An operating room nurse since 1989, Lee has always gravitated toward ophthalmology, and while she also serves in other settings, it’s been her specialty for the past 15 years. That expertise, which also allows her to guide less-senior nurses through these specialized procedures, makes surgeries like Firth’s go even more smoothly. “Doing ophthalmology, we have to deal with microsurgical instruments, which are very different from what’s used in something like orthopedics,” Lee says. “It’s fascinating from a nurse’s perspective to see the doctors using the technology to work inside the eye.”
Additionally, Dr. Allan Slomovic, ophthalmologist and surgeon in the Sprott Department of Surgery, Owen & Marta Boris Chair in Stem Cell Vision Research, Research Director of the Cornea/External Disease Service and Director of the Ocular Stem Cell Transplantation Program at UHN’s Donald K. Johnson Eye Institute, spearheaded numerous surgeries on Firth’s right eye. “He’s been an integral part of my rehabilitation and ability to see again,” Firth says. “Truly one of the most caring and professional doctors I’ve ever met.”
Seeing the impact
While Lee brings experience to the team, a fellow like Dr. Van der Merwe, who is here training from South Africa, represents the future of ophthalmology, learning under the guidance of more seasoned surgeons. Since Dr. Devenyi does 15 to 20 eye surgeries a week, developing an unbelievable wealth of experience, it’s important for him to pass his know-how on to younger generations of clinicians who can see the possibilities of modern ophthalmology and the way it changes the lives of patients like Firth.
“The surgeons who work here not only are extremely experienced, but they really care about their patients and the value these surgeries can add to their lives,” says Dr. Van der Merwe, who’s also part of the Donald K. Johnson Eye Institute. “As eye surgeons, we’re very aware of the impact that vision has on our patients’ lives, and we celebrate the great results with the ones that are lucky to benefit from these interventions.”
As for Firth, his life isn’t exactly back to where it was before the accident, but with the vision in his right eye fully restored, he feels like a brand-new person and is looking to get back to his job and regular routines in Kingston.
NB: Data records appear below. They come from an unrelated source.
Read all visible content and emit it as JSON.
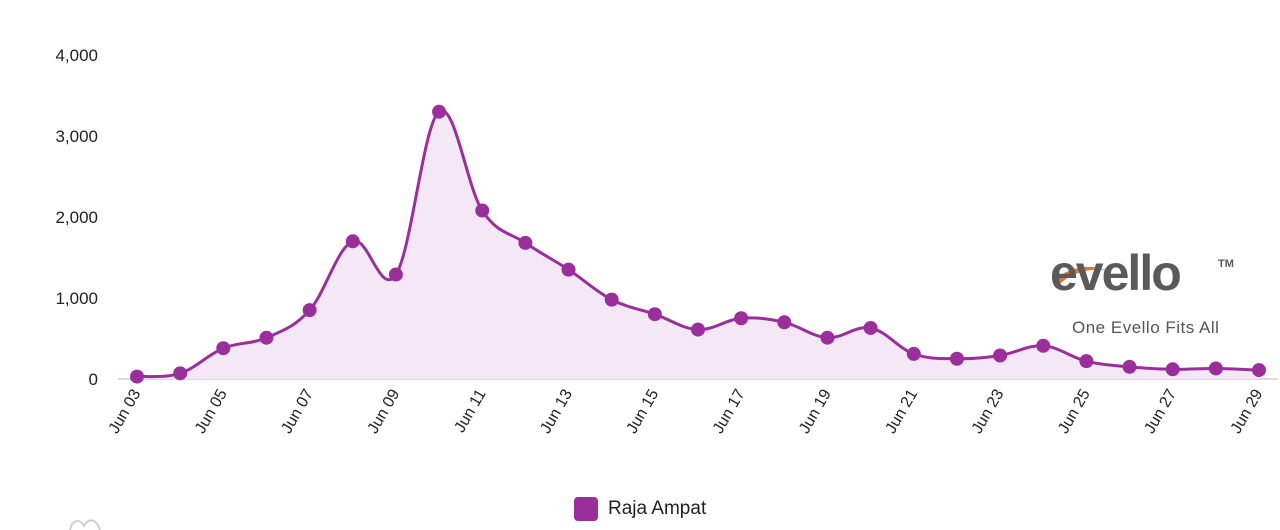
{
  "chart_data": {
    "type": "area",
    "x": [
      "Jun 03",
      "Jun 04",
      "Jun 05",
      "Jun 06",
      "Jun 07",
      "Jun 08",
      "Jun 09",
      "Jun 10",
      "Jun 11",
      "Jun 12",
      "Jun 13",
      "Jun 14",
      "Jun 15",
      "Jun 16",
      "Jun 17",
      "Jun 18",
      "Jun 19",
      "Jun 20",
      "Jun 21",
      "Jun 22",
      "Jun 23",
      "Jun 24",
      "Jun 25",
      "Jun 26",
      "Jun 27",
      "Jun 28",
      "Jun 29"
    ],
    "xtick_labels": [
      "Jun 03",
      "Jun 05",
      "Jun 07",
      "Jun 09",
      "Jun 11",
      "Jun 13",
      "Jun 15",
      "Jun 17",
      "Jun 19",
      "Jun 21",
      "Jun 23",
      "Jun 25",
      "Jun 27",
      "Jun 29"
    ],
    "series": [
      {
        "name": "Raja Ampat",
        "values": [
          30,
          70,
          380,
          510,
          850,
          1700,
          1290,
          3300,
          2080,
          1680,
          1350,
          980,
          800,
          610,
          750,
          700,
          510,
          630,
          310,
          250,
          290,
          410,
          220,
          150,
          120,
          130,
          110
        ]
      }
    ],
    "ylim": [
      0,
      4000
    ],
    "yticks": [
      0,
      1000,
      2000,
      3000,
      4000
    ],
    "ytick_labels": [
      "0",
      "1,000",
      "2,000",
      "3,000",
      "4,000"
    ],
    "grid": false,
    "legend": "bottom-center"
  },
  "colors": {
    "line": "#9a2f9c",
    "fill": "#f5e8f6",
    "axis": "#d9c8da"
  },
  "legend": {
    "label": "Raja Ampat"
  },
  "logo": {
    "wordmark": "evello",
    "trademark": "TM",
    "tagline": "One Evello Fits All"
  }
}
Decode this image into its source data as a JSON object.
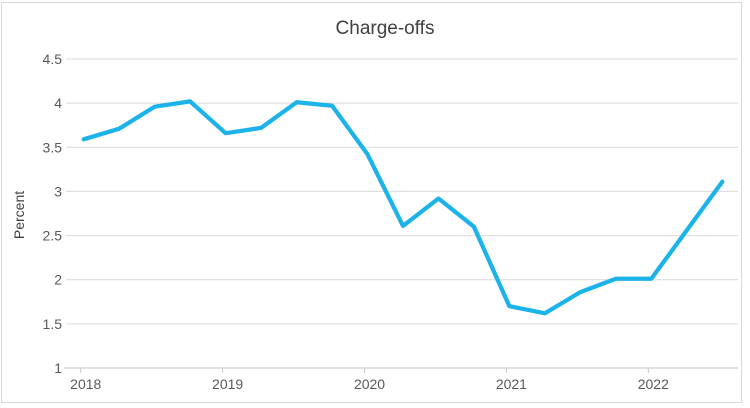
{
  "window": {
    "background_color": "#FFFFFF",
    "border_color": "#D9D9D9"
  },
  "chart_data": {
    "type": "line",
    "title": "Charge-offs",
    "xlabel": "",
    "ylabel": "Percent",
    "categories": [
      "2018 Q1",
      "2018 Q2",
      "2018 Q3",
      "2018 Q4",
      "2019 Q1",
      "2019 Q2",
      "2019 Q3",
      "2019 Q4",
      "2020 Q1",
      "2020 Q2",
      "2020 Q3",
      "2020 Q4",
      "2021 Q1",
      "2021 Q2",
      "2021 Q3",
      "2021 Q4",
      "2022 Q1",
      "2022 Q2",
      "2022 Q3"
    ],
    "series": [
      {
        "name": "Charge-offs",
        "values": [
          3.59,
          3.71,
          3.96,
          4.02,
          3.66,
          3.72,
          4.01,
          3.97,
          3.42,
          2.61,
          2.92,
          2.6,
          1.7,
          1.62,
          1.86,
          2.01,
          2.01,
          2.56,
          3.11
        ]
      }
    ],
    "x_tick_labels": [
      "2018",
      "2019",
      "2020",
      "2021",
      "2022"
    ],
    "quarters_per_year": 4,
    "ylim": [
      1,
      4.5
    ],
    "ytick_step": 0.5,
    "grid": "horizontal",
    "legend_position": "none",
    "colors": {
      "line": "#1BB3EA",
      "gridline": "#D9D9D9",
      "axis_line": "#C6C6C6",
      "tick_label": "#595959",
      "title": "#404040",
      "axis_title": "#404040"
    }
  }
}
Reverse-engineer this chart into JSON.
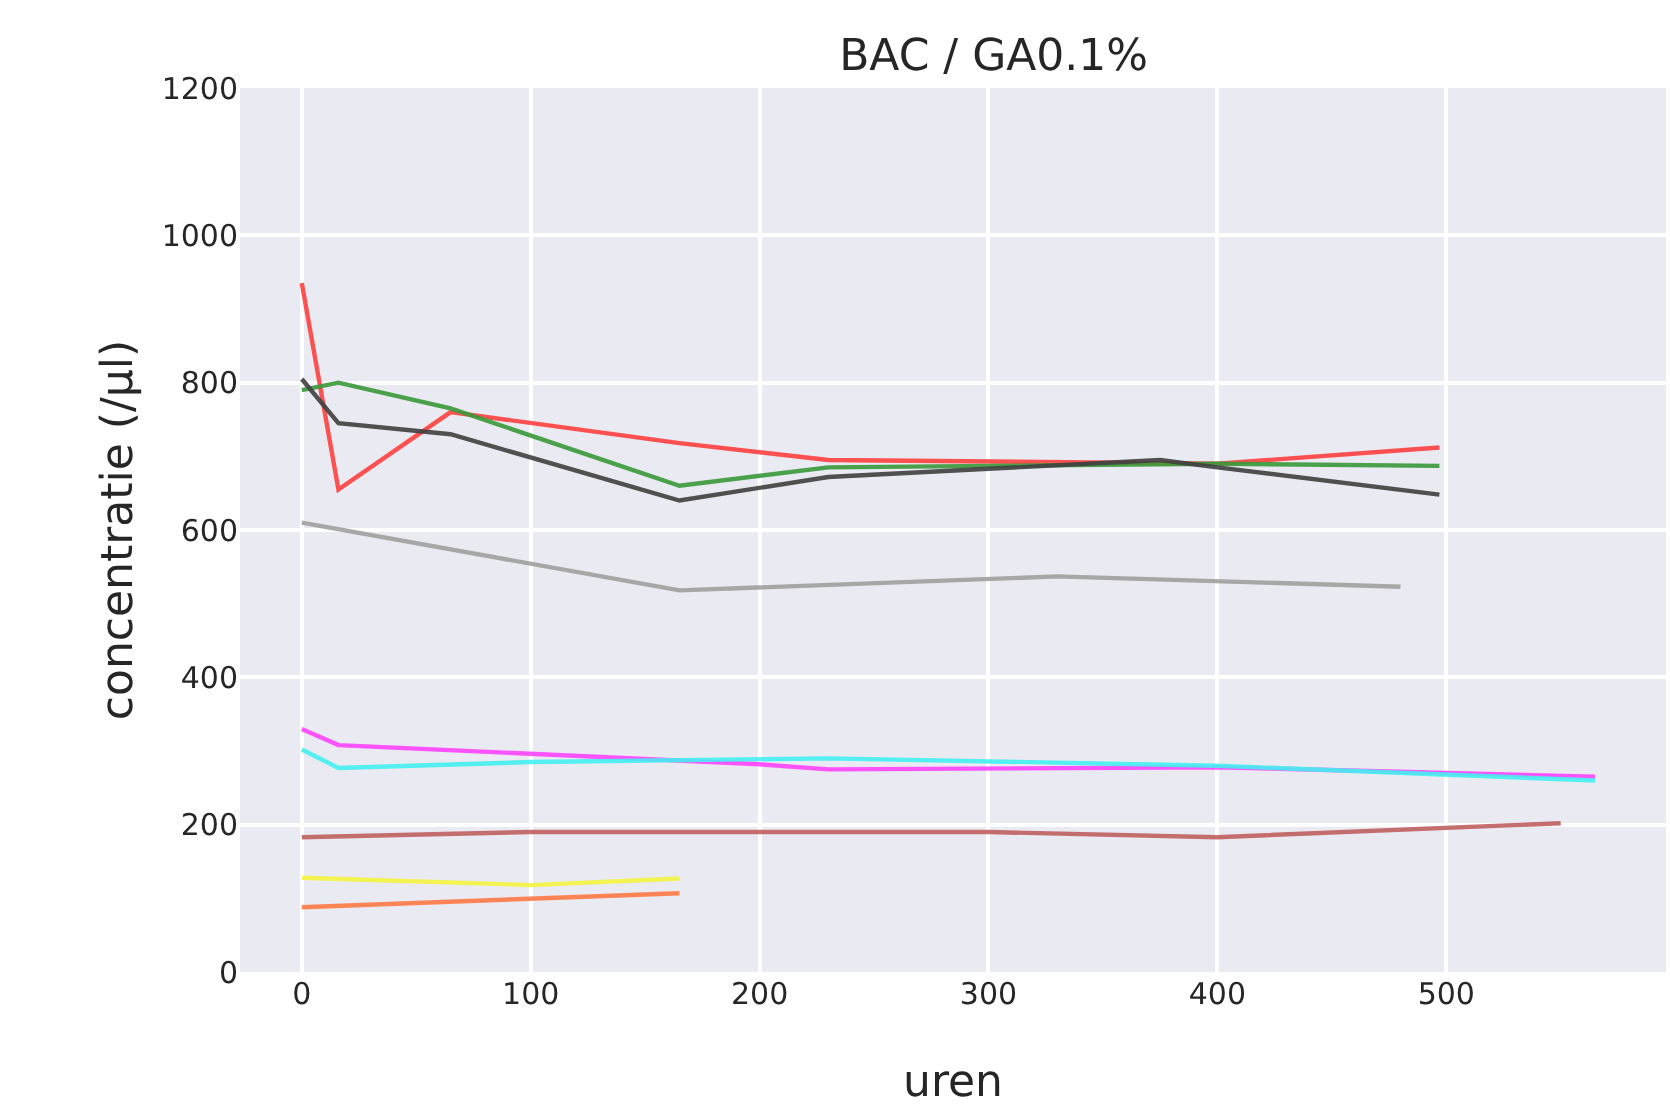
{
  "chart_data": {
    "type": "line",
    "title": "BAC / GA0.1%",
    "xlabel": "uren",
    "ylabel": "concentratie (/µl)",
    "xlim": [
      -27,
      596
    ],
    "xticks": [
      0,
      100,
      200,
      300,
      400,
      500
    ],
    "ylim": [
      0,
      1200
    ],
    "yticks": [
      0,
      200,
      400,
      600,
      800,
      1000,
      1200
    ],
    "grid": true,
    "marker": "none",
    "line_style": "solid",
    "series": [
      {
        "color": "#ff4040",
        "x": [
          0,
          16,
          65,
          165,
          230,
          400,
          497
        ],
        "values": [
          935,
          655,
          760,
          718,
          695,
          690,
          712
        ]
      },
      {
        "color": "#3a9a3a",
        "x": [
          0,
          16,
          65,
          165,
          230,
          400,
          497
        ],
        "values": [
          790,
          800,
          765,
          660,
          685,
          690,
          687
        ]
      },
      {
        "color": "#404040",
        "x": [
          0,
          16,
          65,
          165,
          230,
          375,
          400,
          497
        ],
        "values": [
          805,
          745,
          730,
          640,
          672,
          695,
          685,
          648
        ]
      },
      {
        "color": "#a0a0a0",
        "x": [
          0,
          165,
          330,
          480
        ],
        "values": [
          610,
          518,
          537,
          523
        ]
      },
      {
        "color": "#ff44ff",
        "x": [
          0,
          16,
          200,
          230,
          400,
          565
        ],
        "values": [
          330,
          308,
          282,
          275,
          278,
          265
        ]
      },
      {
        "color": "#44f0f0",
        "x": [
          0,
          16,
          100,
          230,
          400,
          565
        ],
        "values": [
          302,
          277,
          285,
          290,
          280,
          260
        ]
      },
      {
        "color": "#c06060",
        "x": [
          0,
          100,
          300,
          400,
          550
        ],
        "values": [
          183,
          190,
          190,
          183,
          202
        ]
      },
      {
        "color": "#f4f440",
        "x": [
          0,
          100,
          165
        ],
        "values": [
          128,
          118,
          127
        ]
      },
      {
        "color": "#ff7a45",
        "x": [
          0,
          165
        ],
        "values": [
          88,
          107
        ]
      }
    ]
  }
}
He has plans to give back to the visually impaired community by volunteering with the CNIB Foundation once he’s back on his feet, as a means of thanking the Sprott Surgery team for helping to turn his life around.
“In that moment after the last surgery, when I realized I could see, I knew everything happens for a reason, and this experience is part of my story. I’ve told my doctors I’m going to make good on this. I’ve been given a second chance at life,” Firth says. “I feel like one of the luckiest people on Earth.”